Nevertheless, industry margins have remained level at 33 percent in 2QFY26, same as last year, and only slightly better than the previous quarter which points toward a more stable performance for the industry thus far.

Cumulatively, 11 out of 16 companies, show a marginal growth in the topline (1%) in 2QFY26 year on year, and a 4 percent growth compared to 1Q.

Earnings have also grown moderately (5%) year on year, though they are down 12 percent compared to the first quarter. That push in the first quarter is attributed to a significant other income accumulated by cement players that supported the bottomline. As a share of before-tax earnings, other income stood at 29 percent in 1Q, which has slid down 33 percent to 19 percent of earnings in 2Q.

Finance costs have fallen dramatically in the past year with heavy lifting done by ongoing deleveraging and falling interest rates. As a share of revenue, finance costs have reduced to 2 percent in the first and second quarters; down from 4 percent.

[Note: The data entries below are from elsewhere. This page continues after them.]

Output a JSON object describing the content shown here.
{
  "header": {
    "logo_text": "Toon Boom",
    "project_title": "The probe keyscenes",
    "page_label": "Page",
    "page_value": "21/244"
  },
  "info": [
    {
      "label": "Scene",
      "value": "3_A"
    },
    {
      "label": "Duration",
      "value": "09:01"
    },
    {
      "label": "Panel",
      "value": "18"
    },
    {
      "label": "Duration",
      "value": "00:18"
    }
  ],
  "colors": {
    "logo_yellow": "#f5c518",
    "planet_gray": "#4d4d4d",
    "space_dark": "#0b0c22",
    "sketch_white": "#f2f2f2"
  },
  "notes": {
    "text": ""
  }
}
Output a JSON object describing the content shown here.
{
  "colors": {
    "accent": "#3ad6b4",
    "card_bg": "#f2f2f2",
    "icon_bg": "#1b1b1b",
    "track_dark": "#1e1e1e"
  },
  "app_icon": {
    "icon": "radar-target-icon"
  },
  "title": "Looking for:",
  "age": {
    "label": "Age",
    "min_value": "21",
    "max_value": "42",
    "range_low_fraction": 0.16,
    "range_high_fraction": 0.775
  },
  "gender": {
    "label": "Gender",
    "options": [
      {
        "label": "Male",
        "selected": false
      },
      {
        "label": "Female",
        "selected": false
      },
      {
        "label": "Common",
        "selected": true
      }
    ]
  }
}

At the top of the pyramid is Lucky Cement that shapes the industry’s trajectory. In the first quarter, the company posted a formidable 43 percent net margin as it benefited from significantly diversified income streams. In the second quarter, profitability has declined sequentially as other income stream contributed less meaningfully to the bottomline. Even so, remains ahead of sector aggregates.

Bestway Cement is absentfrom this analysis as it has not yet posted its second quarter financials. This leaves a partial gap in assessing the full competitive dynamic in the industry particularly in the north where export and price dyanmics have become more intense.

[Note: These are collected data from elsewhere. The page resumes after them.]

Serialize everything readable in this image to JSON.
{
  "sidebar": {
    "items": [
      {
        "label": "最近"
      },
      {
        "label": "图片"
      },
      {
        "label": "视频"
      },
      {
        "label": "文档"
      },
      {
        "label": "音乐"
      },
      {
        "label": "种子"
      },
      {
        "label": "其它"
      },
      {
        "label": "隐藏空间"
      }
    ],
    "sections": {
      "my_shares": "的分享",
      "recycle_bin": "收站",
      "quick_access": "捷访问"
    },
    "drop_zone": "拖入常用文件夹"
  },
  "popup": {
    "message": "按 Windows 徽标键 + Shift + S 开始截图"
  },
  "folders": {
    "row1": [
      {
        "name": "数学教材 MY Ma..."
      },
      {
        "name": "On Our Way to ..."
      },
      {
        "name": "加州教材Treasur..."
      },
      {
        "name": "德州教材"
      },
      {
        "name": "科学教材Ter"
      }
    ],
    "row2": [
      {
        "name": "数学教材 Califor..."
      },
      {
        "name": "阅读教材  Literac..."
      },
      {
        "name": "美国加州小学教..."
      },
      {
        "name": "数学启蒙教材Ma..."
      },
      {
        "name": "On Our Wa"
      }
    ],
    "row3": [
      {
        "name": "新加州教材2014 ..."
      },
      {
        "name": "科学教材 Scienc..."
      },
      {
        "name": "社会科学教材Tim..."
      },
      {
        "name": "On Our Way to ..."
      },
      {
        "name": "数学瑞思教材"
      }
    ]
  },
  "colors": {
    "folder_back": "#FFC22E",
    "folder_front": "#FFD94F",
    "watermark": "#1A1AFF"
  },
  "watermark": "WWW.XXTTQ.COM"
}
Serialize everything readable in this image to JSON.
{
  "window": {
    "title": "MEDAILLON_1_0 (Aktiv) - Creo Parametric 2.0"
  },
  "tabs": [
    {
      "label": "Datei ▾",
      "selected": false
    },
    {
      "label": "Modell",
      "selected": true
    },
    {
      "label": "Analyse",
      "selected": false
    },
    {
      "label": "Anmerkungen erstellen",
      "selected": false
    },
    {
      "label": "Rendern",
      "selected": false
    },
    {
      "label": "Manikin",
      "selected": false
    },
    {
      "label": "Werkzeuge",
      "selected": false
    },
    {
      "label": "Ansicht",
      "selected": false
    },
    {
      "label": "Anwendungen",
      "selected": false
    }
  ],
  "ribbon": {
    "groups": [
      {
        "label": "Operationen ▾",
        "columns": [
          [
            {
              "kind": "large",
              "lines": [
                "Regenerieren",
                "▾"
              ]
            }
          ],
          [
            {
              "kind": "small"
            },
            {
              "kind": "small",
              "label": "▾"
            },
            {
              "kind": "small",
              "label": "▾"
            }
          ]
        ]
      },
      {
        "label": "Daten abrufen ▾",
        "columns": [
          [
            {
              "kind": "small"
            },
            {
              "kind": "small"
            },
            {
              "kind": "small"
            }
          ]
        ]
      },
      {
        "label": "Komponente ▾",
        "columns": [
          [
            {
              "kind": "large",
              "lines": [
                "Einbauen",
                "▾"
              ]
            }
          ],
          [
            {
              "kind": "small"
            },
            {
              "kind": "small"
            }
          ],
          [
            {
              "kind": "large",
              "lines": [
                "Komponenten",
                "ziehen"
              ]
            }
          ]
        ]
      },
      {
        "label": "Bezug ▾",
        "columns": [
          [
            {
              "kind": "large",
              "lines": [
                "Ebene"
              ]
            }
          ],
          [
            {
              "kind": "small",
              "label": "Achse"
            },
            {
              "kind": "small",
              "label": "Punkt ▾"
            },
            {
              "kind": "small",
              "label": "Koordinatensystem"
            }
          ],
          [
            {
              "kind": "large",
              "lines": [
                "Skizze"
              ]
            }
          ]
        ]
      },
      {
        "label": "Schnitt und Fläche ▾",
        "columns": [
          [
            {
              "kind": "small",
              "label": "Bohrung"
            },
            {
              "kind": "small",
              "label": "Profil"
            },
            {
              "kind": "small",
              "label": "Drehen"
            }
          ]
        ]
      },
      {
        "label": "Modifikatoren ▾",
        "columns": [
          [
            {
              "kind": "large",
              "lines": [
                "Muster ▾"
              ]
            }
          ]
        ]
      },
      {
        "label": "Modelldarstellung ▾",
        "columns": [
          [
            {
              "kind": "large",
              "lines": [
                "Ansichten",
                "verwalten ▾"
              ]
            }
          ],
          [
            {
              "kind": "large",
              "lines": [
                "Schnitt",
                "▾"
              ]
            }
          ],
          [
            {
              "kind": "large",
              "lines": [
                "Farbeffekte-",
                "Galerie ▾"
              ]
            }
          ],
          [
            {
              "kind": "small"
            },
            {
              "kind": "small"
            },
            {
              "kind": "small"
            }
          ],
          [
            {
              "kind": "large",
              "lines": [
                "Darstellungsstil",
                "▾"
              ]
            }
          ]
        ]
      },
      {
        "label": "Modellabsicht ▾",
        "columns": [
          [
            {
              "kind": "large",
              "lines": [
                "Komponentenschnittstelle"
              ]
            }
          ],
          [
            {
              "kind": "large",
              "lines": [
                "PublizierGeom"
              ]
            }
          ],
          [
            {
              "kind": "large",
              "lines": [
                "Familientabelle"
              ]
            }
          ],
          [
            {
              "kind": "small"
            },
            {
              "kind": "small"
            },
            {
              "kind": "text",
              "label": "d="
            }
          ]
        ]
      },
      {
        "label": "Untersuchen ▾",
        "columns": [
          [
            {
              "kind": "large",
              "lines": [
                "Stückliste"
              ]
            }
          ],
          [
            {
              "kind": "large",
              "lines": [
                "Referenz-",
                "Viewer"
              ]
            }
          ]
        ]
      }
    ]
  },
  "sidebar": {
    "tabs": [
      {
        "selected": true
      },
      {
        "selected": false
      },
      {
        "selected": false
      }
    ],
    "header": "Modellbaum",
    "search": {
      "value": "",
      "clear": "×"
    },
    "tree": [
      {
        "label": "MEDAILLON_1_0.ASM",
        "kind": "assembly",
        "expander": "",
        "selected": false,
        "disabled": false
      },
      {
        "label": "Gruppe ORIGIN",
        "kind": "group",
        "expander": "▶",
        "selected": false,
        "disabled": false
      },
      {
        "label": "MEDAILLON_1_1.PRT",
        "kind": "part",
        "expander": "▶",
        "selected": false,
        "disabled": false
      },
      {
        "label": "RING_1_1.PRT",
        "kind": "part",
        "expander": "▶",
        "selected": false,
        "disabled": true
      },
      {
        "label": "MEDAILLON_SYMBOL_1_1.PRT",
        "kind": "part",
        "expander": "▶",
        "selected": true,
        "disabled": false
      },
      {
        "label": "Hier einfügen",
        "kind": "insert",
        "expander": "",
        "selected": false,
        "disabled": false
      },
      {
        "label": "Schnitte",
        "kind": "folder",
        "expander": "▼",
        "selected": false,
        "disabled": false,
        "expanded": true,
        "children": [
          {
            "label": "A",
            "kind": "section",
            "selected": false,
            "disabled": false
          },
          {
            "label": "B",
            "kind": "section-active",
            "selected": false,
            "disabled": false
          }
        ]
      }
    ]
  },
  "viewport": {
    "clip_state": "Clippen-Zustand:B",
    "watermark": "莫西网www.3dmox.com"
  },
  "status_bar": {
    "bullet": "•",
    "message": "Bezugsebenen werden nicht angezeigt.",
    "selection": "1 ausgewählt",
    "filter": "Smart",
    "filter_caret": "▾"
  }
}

Among other large caps, Fauji cement remains stable with slightly softer revenues and operating profit but steady net earnings supported by reduced finance costs. DGKC operated in the south and north zones has deleveraged significantly which has contributed to lower borrowing costs, delivering strong bottom-line growth. Gross margins have been lifted by robust cost controls and benefits from lower coal and energy costs. DGKC demonstrates operational efficiency gains. The other sharp performer is Attock Cement that has sustained its 1Q rebound with stronger revenues, improved margins and rising earnings. The company’s new owners should be pleased. In contrast, Mapleleaf Cement has seen profits ease from one quarter to the next as margins have narrowed and non-core income support faded.

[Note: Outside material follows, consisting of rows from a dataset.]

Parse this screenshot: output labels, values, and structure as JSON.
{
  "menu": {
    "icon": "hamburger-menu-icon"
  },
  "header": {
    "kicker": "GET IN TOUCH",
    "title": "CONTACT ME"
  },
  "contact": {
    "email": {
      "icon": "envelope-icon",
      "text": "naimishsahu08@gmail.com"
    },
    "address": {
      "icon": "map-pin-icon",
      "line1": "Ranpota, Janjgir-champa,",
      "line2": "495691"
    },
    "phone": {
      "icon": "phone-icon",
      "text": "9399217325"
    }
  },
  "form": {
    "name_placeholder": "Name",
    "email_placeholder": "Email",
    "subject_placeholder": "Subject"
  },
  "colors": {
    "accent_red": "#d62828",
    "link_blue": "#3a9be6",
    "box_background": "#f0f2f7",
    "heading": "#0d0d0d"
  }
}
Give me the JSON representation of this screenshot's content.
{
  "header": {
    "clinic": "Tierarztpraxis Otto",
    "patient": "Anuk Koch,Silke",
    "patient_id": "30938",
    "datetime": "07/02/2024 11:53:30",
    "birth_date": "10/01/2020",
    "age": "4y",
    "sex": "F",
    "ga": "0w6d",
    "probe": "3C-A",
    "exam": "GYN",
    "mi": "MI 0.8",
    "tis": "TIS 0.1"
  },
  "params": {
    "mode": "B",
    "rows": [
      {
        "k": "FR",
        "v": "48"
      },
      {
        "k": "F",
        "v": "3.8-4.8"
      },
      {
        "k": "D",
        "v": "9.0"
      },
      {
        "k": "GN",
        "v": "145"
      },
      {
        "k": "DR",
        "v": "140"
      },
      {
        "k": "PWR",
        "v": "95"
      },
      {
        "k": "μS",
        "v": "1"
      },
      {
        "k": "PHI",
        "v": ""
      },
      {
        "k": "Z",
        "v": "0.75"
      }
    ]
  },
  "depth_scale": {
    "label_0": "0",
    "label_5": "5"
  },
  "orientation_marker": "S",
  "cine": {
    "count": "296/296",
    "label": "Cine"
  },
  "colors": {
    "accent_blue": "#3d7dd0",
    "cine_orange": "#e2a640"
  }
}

Demand recovery is real within the cement industry, most of the growth driven by domestic markets, the gains made by industry players are not just volume driven, but amplified by financial gains in the form of reduced leverage and non-core income.

The industry will see a firmer volumetric growth in the coming months as domestic demand revitalizes. Capacity utilization is improving tentatively as exports growth remains troublesome. The next phase of the cycle will likely hinge less on financial engineering and more on whether producers will hold out on the fight for prices without sacrificing market share.